Y	Hacker News new \| ask \| show \| jobs

by neutralino1 1450 days ago

> - How does it handle failure of individual tasks in the pipeline? At this time there are no handling of failures (Sematic is 6 weeks old :). In the near future we will have fault tolerance mechanisms: retries, try/except.

> - What if the underlying jobs need to run outside the k8s cluster? You are free to launch jobs on third-party platforms from one of your pipeline steps. This is a pretty common pattern, for instance launching a Spark job, or a training job on a dedicated GPU cluster. In this case, the pipeline step that launches the job (the Sematic function) needs to wait for the third-party job to complete, or pass a reference to the job to a downstream step that will do the waiting.
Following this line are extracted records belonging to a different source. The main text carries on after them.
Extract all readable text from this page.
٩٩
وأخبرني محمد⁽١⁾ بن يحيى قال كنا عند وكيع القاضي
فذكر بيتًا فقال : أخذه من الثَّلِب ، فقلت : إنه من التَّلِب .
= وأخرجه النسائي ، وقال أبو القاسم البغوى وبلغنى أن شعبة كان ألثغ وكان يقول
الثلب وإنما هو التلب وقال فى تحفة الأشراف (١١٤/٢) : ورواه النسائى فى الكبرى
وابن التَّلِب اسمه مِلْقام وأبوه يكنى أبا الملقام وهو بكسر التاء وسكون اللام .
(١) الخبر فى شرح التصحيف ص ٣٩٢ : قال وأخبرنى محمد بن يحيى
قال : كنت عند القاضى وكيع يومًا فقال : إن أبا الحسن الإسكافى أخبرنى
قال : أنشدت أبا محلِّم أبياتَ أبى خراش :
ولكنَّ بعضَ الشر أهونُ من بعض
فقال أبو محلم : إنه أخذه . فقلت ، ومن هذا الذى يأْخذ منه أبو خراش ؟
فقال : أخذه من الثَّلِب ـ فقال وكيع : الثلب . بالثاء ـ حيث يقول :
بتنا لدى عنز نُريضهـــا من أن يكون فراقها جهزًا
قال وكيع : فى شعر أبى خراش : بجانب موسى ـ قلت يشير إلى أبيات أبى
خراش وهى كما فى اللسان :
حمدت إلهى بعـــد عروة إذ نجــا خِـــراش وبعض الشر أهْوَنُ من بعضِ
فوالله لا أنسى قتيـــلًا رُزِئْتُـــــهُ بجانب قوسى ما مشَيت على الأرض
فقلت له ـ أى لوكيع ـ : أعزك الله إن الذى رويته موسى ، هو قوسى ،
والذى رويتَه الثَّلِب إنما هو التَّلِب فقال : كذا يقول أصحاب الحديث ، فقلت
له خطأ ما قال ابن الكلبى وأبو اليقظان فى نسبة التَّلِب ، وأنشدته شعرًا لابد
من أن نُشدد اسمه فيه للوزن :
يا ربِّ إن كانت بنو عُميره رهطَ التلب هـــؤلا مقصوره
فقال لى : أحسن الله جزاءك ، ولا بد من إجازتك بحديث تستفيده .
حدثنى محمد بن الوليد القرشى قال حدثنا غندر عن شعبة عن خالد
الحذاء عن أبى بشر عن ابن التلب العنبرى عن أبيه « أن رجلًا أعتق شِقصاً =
> - How does caching work? At this time there is no caching (as mentioned Sematic is very new :). We will implement memoization soon. What you can do is run a data processing pipeline separately and then use the generated dataset as input to other pipelines. This is a pretty common pattern: having a number of sub-pipelines (e.g. a data processing loop, a train/eval loop, a testing/metrics loop, etc.) that you can run independently, but also you can put them together in an end-to-end pipeline for automation. Sematic lets your nest pipelines in arbitrary ways, and each sub-pipeline can still have its own entry-point for independent execution.